Working with parents
For kids under 9, the parent often books, pays, sits nearby and reviews progress. They're your real customer. Treat them as such.
- Send a 2-line update after each lesson. "Today we learned 6 animal words and practised 'I can...'. Homework: 3 sentences about your pet." Parents who get these renew.
- Don't blame the child. "Maria seemed tired today" is fine. "Maria didn't focus today" implies the lesson was a failure.
- Frame progress in terms the parent can see. "She used a full sentence today without prompting — first time."
- Address the elephant: parents on camera. If a parent is helping too much, ask politely after the lesson: "It would help her speak more if she has to try first — could we try the next 5 minutes without prompts?"
Common problems and fixes
- Kid won't speak. Lower the bar: "Can you say it just for me, quietly?" Try chat-typing. Try having them tell their toy, not you. Patience over weeks beats pressure in one lesson.

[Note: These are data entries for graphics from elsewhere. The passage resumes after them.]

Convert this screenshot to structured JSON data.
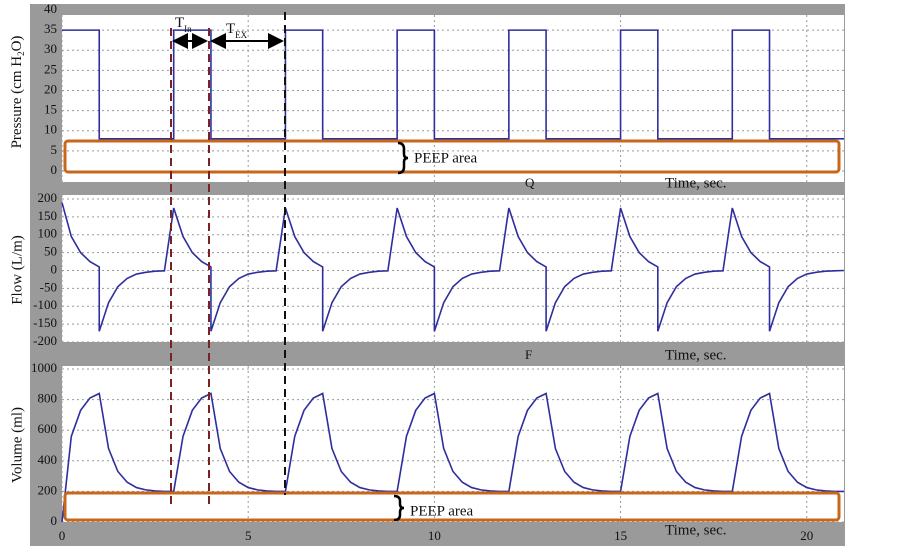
{
  "chart_data": [
    {
      "type": "line",
      "y_label": [
        "Pressure (cm H",
        "2",
        "O)"
      ],
      "color": "#2e2e9e",
      "xlim": [
        0,
        21
      ],
      "ylim": [
        0,
        40
      ],
      "yticks": [
        0,
        5,
        10,
        15,
        20,
        25,
        30,
        35,
        40
      ],
      "grid": true,
      "x": [
        0,
        1,
        1,
        3,
        3,
        4,
        4,
        6,
        6,
        7,
        7,
        9,
        9,
        10,
        10,
        12,
        12,
        13,
        13,
        15,
        15,
        16,
        16,
        18,
        18,
        19,
        19,
        21
      ],
      "values": [
        35,
        35,
        8,
        8,
        35,
        35,
        8,
        8,
        35,
        35,
        8,
        8,
        35,
        35,
        8,
        8,
        35,
        35,
        8,
        8,
        35,
        35,
        8,
        8,
        35,
        35,
        8,
        8
      ],
      "annotations": {
        "t_in": [
          "T",
          "In"
        ],
        "t_ex": [
          "T",
          "EX"
        ],
        "peep": "PEEP area",
        "panel": "Q",
        "time": "Time, sec."
      }
    },
    {
      "type": "line",
      "y_label": [
        "Flow (L/m)"
      ],
      "color": "#2e2e9e",
      "xlim": [
        0,
        21
      ],
      "ylim": [
        -200,
        200
      ],
      "yticks": [
        -200,
        -150,
        -100,
        -50,
        0,
        50,
        100,
        150,
        200
      ],
      "grid": true,
      "x": [
        0,
        0.25,
        0.5,
        0.75,
        1,
        1,
        1.25,
        1.5,
        1.75,
        2,
        2.25,
        2.5,
        2.75,
        3,
        3.25,
        3.5,
        3.75,
        4,
        4,
        4.25,
        4.5,
        4.75,
        5,
        5.25,
        5.5,
        5.75,
        6,
        6.25,
        6.5,
        6.75,
        7,
        7,
        7.25,
        7.5,
        7.75,
        8,
        8.25,
        8.5,
        8.75,
        9,
        9.25,
        9.5,
        9.75,
        10,
        10,
        10.25,
        10.5,
        10.75,
        11,
        11.25,
        11.5,
        11.75,
        12,
        12.25,
        12.5,
        12.75,
        13,
        13,
        13.25,
        13.5,
        13.75,
        14,
        14.25,
        14.5,
        14.75,
        15,
        15.25,
        15.5,
        15.75,
        16,
        16,
        16.25,
        16.5,
        16.75,
        17,
        17.25,
        17.5,
        17.75,
        18,
        18.25,
        18.5,
        18.75,
        19,
        19,
        19.25,
        19.5,
        19.75,
        20,
        20.25,
        20.5,
        20.75,
        21
      ],
      "values": [
        190,
        95,
        50,
        25,
        10,
        -170,
        -90,
        -45,
        -22,
        -10,
        -5,
        -2,
        -1,
        175,
        95,
        50,
        25,
        10,
        -170,
        -90,
        -45,
        -22,
        -10,
        -5,
        -2,
        -1,
        175,
        95,
        50,
        25,
        10,
        -170,
        -90,
        -45,
        -22,
        -10,
        -5,
        -2,
        -1,
        175,
        95,
        50,
        25,
        10,
        -170,
        -90,
        -45,
        -22,
        -10,
        -5,
        -2,
        -1,
        175,
        95,
        50,
        25,
        10,
        -170,
        -90,
        -45,
        -22,
        -10,
        -5,
        -2,
        -1,
        175,
        95,
        50,
        25,
        10,
        -170,
        -90,
        -45,
        -22,
        -10,
        -5,
        -2,
        -1,
        175,
        95,
        50,
        25,
        10,
        -170,
        -90,
        -45,
        -22,
        -10,
        -5,
        -2,
        -1,
        0
      ],
      "annotations": {
        "panel": "F",
        "time": "Time, sec."
      }
    },
    {
      "type": "line",
      "y_label": [
        "Volume (ml)"
      ],
      "color": "#2e2e9e",
      "xlim": [
        0,
        21
      ],
      "ylim": [
        0,
        1000
      ],
      "yticks": [
        0,
        200,
        400,
        600,
        800,
        1000
      ],
      "xticks": [
        0,
        5,
        10,
        15,
        20
      ],
      "grid": true,
      "x": [
        0,
        0.25,
        0.5,
        0.75,
        1,
        1.25,
        1.5,
        1.75,
        2,
        2.25,
        2.5,
        2.75,
        3,
        3.25,
        3.5,
        3.75,
        4,
        4.25,
        4.5,
        4.75,
        5,
        5.25,
        5.5,
        5.75,
        6,
        6.25,
        6.5,
        6.75,
        7,
        7.25,
        7.5,
        7.75,
        8,
        8.25,
        8.5,
        8.75,
        9,
        9.25,
        9.5,
        9.75,
        10,
        10.25,
        10.5,
        10.75,
        11,
        11.25,
        11.5,
        11.75,
        12,
        12.25,
        12.5,
        12.75,
        13,
        13.25,
        13.5,
        13.75,
        14,
        14.25,
        14.5,
        14.75,
        15,
        15.25,
        15.5,
        15.75,
        16,
        16.25,
        16.5,
        16.75,
        17,
        17.25,
        17.5,
        17.75,
        18,
        18.25,
        18.5,
        18.75,
        19,
        19.25,
        19.5,
        19.75,
        20,
        20.25,
        20.5,
        20.75,
        21
      ],
      "values": [
        0,
        560,
        730,
        810,
        840,
        480,
        330,
        260,
        225,
        210,
        203,
        200,
        200,
        560,
        730,
        810,
        840,
        480,
        330,
        260,
        225,
        210,
        203,
        200,
        200,
        560,
        730,
        810,
        840,
        480,
        330,
        260,
        225,
        210,
        203,
        200,
        200,
        560,
        730,
        810,
        840,
        480,
        330,
        260,
        225,
        210,
        203,
        200,
        200,
        560,
        730,
        810,
        840,
        480,
        330,
        260,
        225,
        210,
        203,
        200,
        200,
        560,
        730,
        810,
        840,
        480,
        330,
        260,
        225,
        210,
        203,
        200,
        200,
        560,
        730,
        810,
        840,
        480,
        330,
        260,
        225,
        210,
        203,
        200,
        200
      ],
      "annotations": {
        "peep": "PEEP area",
        "time": "Time, sec."
      }
    }
  ]
}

- Kid is tired. Drop your lesson plan. Do a song, a movement game, end 5 minutes early. A bad lesson costs you more than a short one.

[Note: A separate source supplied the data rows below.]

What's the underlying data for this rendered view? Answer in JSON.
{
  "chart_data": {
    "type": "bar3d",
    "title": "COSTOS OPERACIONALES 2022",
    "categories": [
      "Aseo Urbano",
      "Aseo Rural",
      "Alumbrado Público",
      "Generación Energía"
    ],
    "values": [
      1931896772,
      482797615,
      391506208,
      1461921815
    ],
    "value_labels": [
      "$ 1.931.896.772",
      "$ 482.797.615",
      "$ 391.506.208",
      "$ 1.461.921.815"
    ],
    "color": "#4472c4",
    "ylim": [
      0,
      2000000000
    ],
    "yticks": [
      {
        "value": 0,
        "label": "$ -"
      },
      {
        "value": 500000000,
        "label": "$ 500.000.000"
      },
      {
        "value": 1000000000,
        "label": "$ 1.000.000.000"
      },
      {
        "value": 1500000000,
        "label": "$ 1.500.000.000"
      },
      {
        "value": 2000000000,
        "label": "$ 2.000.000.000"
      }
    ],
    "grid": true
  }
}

- Kid is too active. Channel it — TPR activities, "show me three things in your room that are red, GO". Don't fight the energy; redirect it.
- Kid resists English. Often a sign the lessons are too hard. Drop the level. Make them feel competent.
- Parent corrects every error. Usually means they're anxious. Send a reassuring message: "She's doing well for her age — making mistakes is how she's learning."
Best platforms for kids
- Outschool — North American market, group classes, $40–80/hour potential.
- Cambly Kids — fixed pay, simple onboarding, drop-in style.
- Independent (your own clients) — best long-term, but harder to start; usually via word-of-mouth in expat parent networks.
- NovaKid, AmazingTalker, Ringle — varying requirements and pay structures; check current policies before applying.
Most large Chinese-market kids' platforms (VIPKid, GoGoKid, DaDa) restructured significantly in 2021–2022 after Chinese regulatory changes and are no longer the income paths they once were.